At the end of July, the police in Aceh, Indonesia’s most conservative province, arrested two men who worked at an Islamic school. They allegedly sexually abused 15 students between the ages of 13 and 14, according to two students who came forward and further investigation by authorities.
In 2019, nearly 1,200 reports so far
Rita Pranawati, the deputy chairwoman of the National Commission for Child Protection (KPAI), said those are only some of the cases of violence against children that were exposed and reported by the media. From January to May 2019, Pranawati said the commission received 1,192 reports of violence, including physical, psychological or sexual abuse.

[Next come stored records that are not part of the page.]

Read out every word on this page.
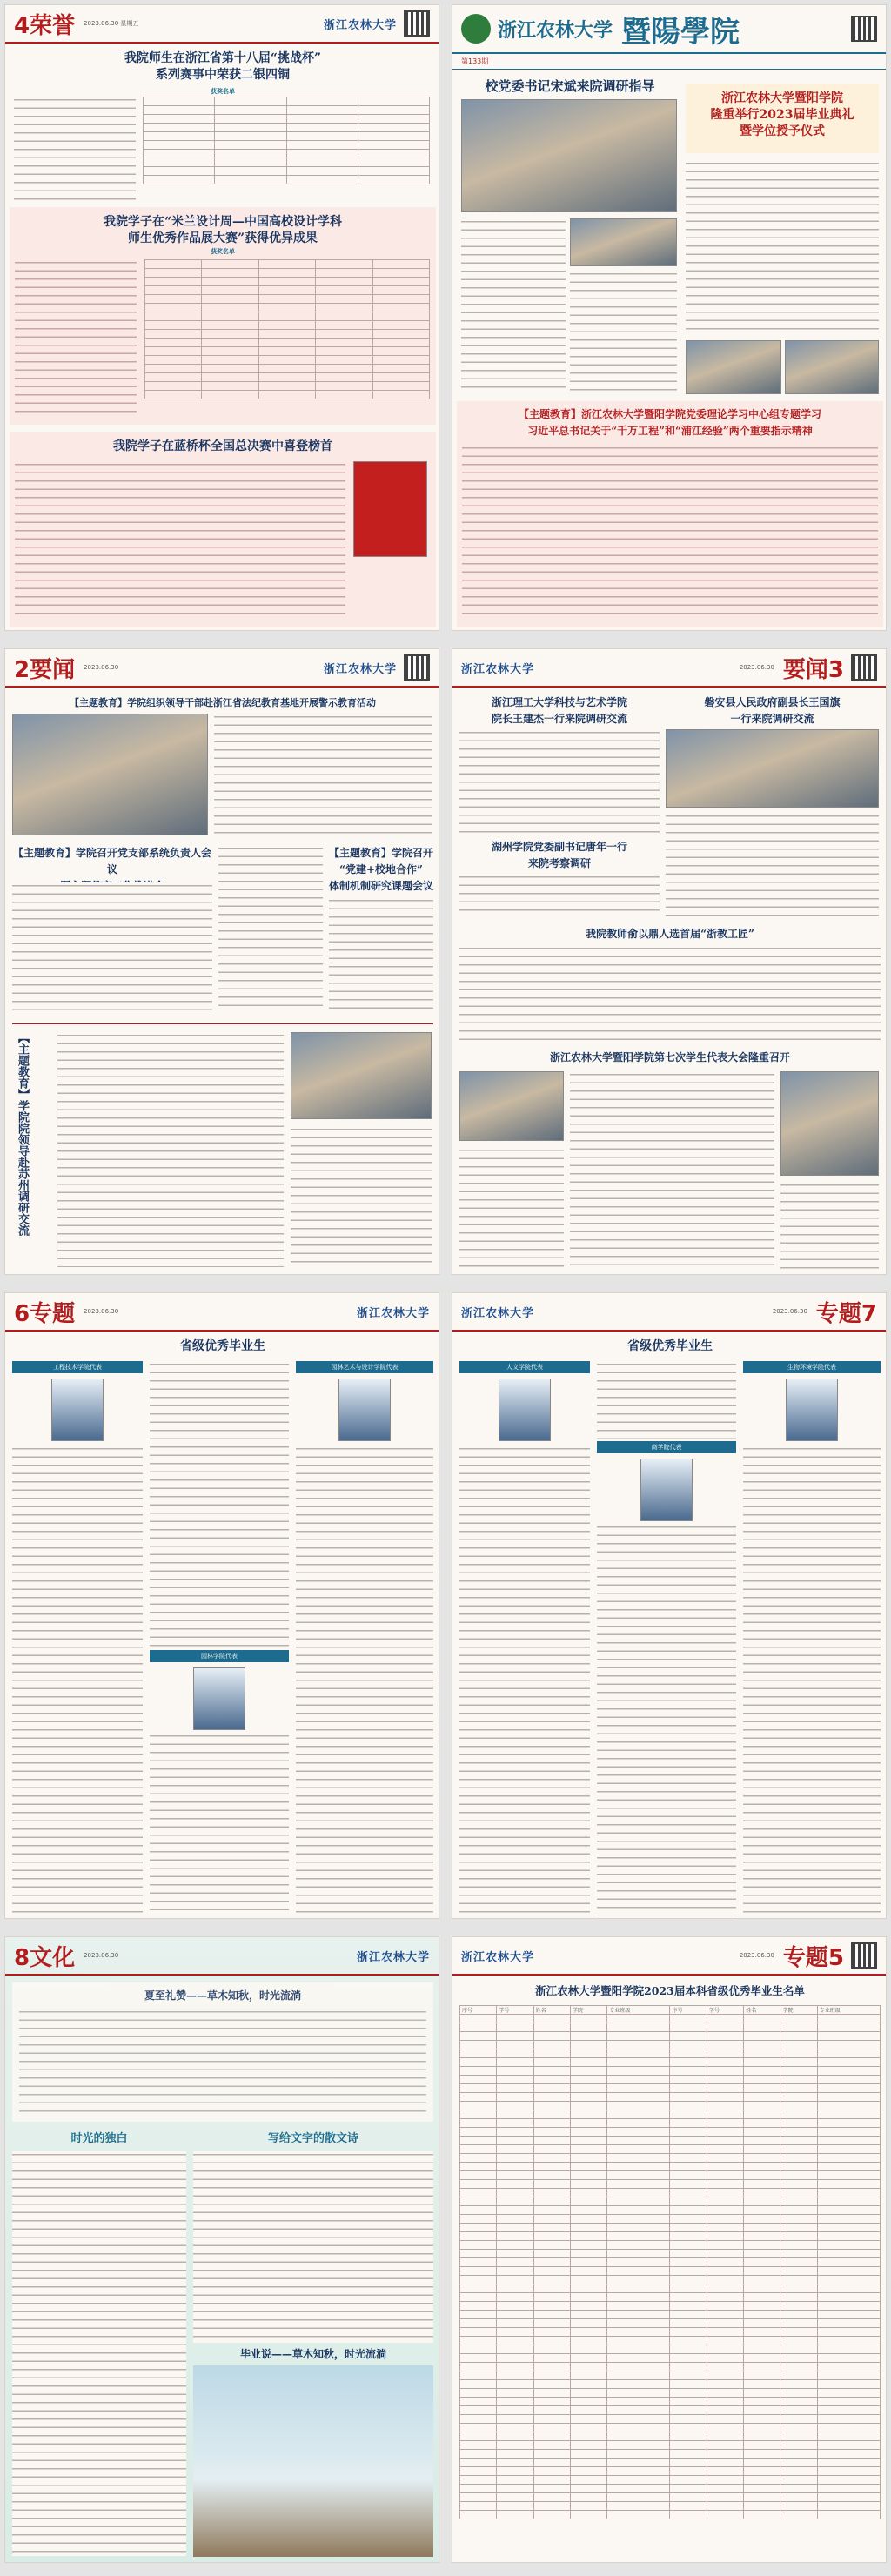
4荣誉 2023.06.30 星期五	浙江农林大学
我院师生在浙江省第十八届“挑战杯”
系列赛事中荣获二银四铜
获奖名单

我院学子在“米兰设计周—中国高校设计学科
师生优秀作品展大赛”获得优异成果
获奖名单

我院学子在蓝桥杯全国总决赛中喜登榜首
浙江农林大学 暨陽學院
第133期
校党委书记宋斌来院调研指导
浙江农林大学暨阳学院
隆重举行2023届毕业典礼
暨学位授予仪式
【主题教育】浙江农林大学暨阳学院党委理论学习中心组专题学习
习近平总书记关于“千万工程”和“浦江经验”两个重要指示精神
2要闻 2023.06.30	浙江农林大学
【主题教育】学院组织领导干部赴浙江省法纪教育基地开展警示教育活动
【主题教育】学院召开党支部系统负责人会议
【主题教育】学院召开
“党建+校地合作”
体制机制研究课题会议
【主题教育】学院院领导赴苏州调研交流
浙江农林大学	2023.06.30 要闻3
浙江理工大学科技与艺术学院
院长王建杰一行来院调研交流
磐安县人民政府副县长王国旗
一行来院调研交流
湖州学院党委副书记唐年一行
来院考察调研
我院教师俞以鼎人选首届“浙教工匠”
浙江农林大学暨阳学院第七次学生代表大会隆重召开
6专题 2023.06.30	浙江农林大学
省级优秀毕业生
工程技术学院代表
园林学院代表
园林艺术与设计学院代表
浙江农林大学	2023.06.30 专题7
省级优秀毕业生
人文学院代表
商学院代表
生物环境学院代表
8文化 2023.06.30	浙江农林大学
夏至礼赞——草木知秋，时光流淌
时光的独白	写给文字的散文诗
毕业说——草木知秋，时光流淌
浙江农林大学	2023.06.30 专题5
浙江农林大学暨阳学院2023届本科省级优秀毕业生名单
序号	学号	姓名	学院	专业班级	序号	学号	姓名	学院	专业班级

“There are still many unreported cases, for example, the figure of child marriage is not included. That’s also a form of abuse against children,” she told VOA in her Jakarta office last week. “Or other things, such as parents physically abusing their children, only when there’s a death or the child is severely injured then it will be reported.”
Sexual violence cases rising
Indonesia’s Witness and Victim Protection Agency (LPSK) receives a growing number of requests to protect victims of child sexual abuse. As of June, the agency was reviewing 78 cases. Edwin Partogi Pasaribu, the deputy chairman of LPSK, said the agency deals with at least four cases every week.
“From our point of view, based on the requests that we received, sexual violence is something that becomes a real concern for us. The figure from 2016 to 2019 continued to increase,” he said at a press conference in Jakarta.
According to the data from LPSK, in 2017 there were 70 victims of child sexual abuse, and in 2018 the number rose to 149.
Achmadi, also a deputy chairman of the LPSK, said 80% of those cases were committed by the victim’s close relatives and 20% by strangers.
“Perpetrators of sexual violence are usually people known by the victims,” he added.
Nevertheless, there is still a harmful social stigma surrounding victims of sexual violence, said Pranawati of the child protection commission. She said victim-blaming is still common, especially when the victims are older teenagers.
“In cases of sexual abuse, sometimes the family or school prefer not to come forward because they are ashamed,” she said.
Pranawati says Indonesia has regulations, written in the law on child protection, in cases of violence against minors.
“The law is quite comprehensive, and we also have social norms. But of course there are challenges,” she said.
One of the challenges is to persuade community members to report abuse against children and to create a safe environment for victims. Pranawati said law enforcement agencies need more staff trained to handle cases involving children.
KPAI has been encouraging schools to adopt a “child-friendly” school scheme that includes making staff and management more aware of the need for child protection and better trained to cope with problems. The commission also encourages school leaders to craft a culture that offers a more equal relationship between students and teachers.
“This is important, to build a climate that is child friendly in schools. The government is currently discussing the presidential decree on this, but it hasn’t been finalized,” Pranawati said. She added children should be taught the concept of consent and how to be assertive.
Pribudiarta Nur Sitepu, the secretary for the minister of Women Empowerment and Child Protection, said ending violence against children is one of their top priorities.
“This is our concern, because it’s human rights,” he said at a recent press conference.